Since the components of elements of $K^n$ come in a specific order (in the isomorphism defined in the question, the components $c_i$ form a $n$-tuple in the result, not a set), defining an isomorphism $V\to K^n$ requires using an ordered basis; using an unordered basis the isomorphism cannot be uniquely defined. Of course one can pick any ordering of the basis, but that gives $n!$ different choices for an isomorphism where one needs to have a single one. That is why you book talks about an ordered basis in this context.
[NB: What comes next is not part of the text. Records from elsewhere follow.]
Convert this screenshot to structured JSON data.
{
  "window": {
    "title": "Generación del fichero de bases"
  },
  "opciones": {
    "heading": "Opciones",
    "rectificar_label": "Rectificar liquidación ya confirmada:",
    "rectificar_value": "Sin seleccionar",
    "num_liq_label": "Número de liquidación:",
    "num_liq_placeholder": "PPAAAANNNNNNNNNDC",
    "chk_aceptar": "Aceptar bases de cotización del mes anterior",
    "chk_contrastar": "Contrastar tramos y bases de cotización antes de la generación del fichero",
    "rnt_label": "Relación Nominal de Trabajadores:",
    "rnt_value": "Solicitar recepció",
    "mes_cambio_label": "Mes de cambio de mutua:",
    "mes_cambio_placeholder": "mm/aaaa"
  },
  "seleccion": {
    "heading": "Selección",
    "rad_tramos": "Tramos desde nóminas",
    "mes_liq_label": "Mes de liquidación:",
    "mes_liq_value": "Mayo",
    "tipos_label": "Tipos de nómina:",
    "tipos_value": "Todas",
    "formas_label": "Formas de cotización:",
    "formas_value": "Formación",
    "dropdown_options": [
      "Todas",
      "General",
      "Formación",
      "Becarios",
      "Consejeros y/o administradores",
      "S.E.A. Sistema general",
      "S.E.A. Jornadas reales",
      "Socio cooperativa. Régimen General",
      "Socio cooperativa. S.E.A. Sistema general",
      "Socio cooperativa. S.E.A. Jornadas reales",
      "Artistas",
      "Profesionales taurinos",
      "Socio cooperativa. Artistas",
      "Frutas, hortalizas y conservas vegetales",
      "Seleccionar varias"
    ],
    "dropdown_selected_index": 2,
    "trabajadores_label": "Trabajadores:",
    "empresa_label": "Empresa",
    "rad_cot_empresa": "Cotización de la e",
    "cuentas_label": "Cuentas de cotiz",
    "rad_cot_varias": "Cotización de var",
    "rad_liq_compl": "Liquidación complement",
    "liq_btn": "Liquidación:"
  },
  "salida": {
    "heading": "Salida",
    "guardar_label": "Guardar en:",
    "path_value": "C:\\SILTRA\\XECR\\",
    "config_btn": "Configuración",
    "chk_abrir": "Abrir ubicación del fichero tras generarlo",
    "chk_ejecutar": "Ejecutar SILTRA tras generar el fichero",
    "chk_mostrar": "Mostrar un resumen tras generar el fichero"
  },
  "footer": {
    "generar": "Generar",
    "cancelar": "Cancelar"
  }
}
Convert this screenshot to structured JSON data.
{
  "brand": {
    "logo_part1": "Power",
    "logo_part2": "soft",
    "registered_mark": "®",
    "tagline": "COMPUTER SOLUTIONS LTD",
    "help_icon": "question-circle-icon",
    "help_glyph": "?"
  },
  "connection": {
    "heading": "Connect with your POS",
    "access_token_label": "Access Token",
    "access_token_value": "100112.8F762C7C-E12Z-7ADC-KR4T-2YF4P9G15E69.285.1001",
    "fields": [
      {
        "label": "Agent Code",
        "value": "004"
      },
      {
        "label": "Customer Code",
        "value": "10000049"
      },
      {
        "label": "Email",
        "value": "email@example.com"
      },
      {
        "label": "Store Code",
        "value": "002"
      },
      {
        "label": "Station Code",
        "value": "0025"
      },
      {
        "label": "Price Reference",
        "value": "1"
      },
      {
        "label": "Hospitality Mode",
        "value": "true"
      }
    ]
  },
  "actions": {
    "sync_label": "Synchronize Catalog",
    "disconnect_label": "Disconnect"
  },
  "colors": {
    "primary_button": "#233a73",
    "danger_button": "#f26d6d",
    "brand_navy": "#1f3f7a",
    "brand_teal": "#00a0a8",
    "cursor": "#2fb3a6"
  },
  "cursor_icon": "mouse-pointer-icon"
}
So to answer your questions. (1) Yes I am convinced that in most linear algebra courses, bases one works with are always assumed to be ordered bases. You might have some occasions where you consider a basis just as a set of vectors, but as soon as it comes down to expressing vectors in coordinates and writing down matrices (and I think most linear algebra courses do that a lot, especially the introductory ones), bases need to be ordered. (2) While every ordering of an unordered basis gives an equally good isomorphism with $K^n$, one does need to select an ordering in order to get ones hands on a specific isomorphism.
Maybe in some sense you could define an isomorphism using only an unordered basis, or indeed without using any basis at all, but it would always be cheating by depending on some other choice. For instance you could say, since $\dim V=n$ the set of isomorphisms $V\to K^n$ is non-empty; so pick one of them. But however you got hold of a specific isomorphism, that isomorphism picks out one specific ordered basis of $V$, namely the ordered set of vectors which, in order, map to the successive elements $e_1,\ldots,e_n$ of the standard basis of$~K^n$. Choosing an isomorphism is exactly choosing an ordered basis.
To make this into a precise statement: there is a natural bijection between the set of ordered bases of $V$ and the set of isomorphisms $V\to K^n$, which associates to an ordered basis $[b_1,\ldots,b_n]$ the isomorphism $(c_1b_1+\cdots+c_nb_n)\mapsto(c_1,\ldots,c_n)$ (the linear map associating to $v\in V$ its $n$-tuples of coordinates with respect to the chosen ordered basis). No such natural bijection exists for the set of unordered bases of$~V$ (which can be seen as a quotient of the set of ordered bases, under the $n!$ permutations of the elements of each basis).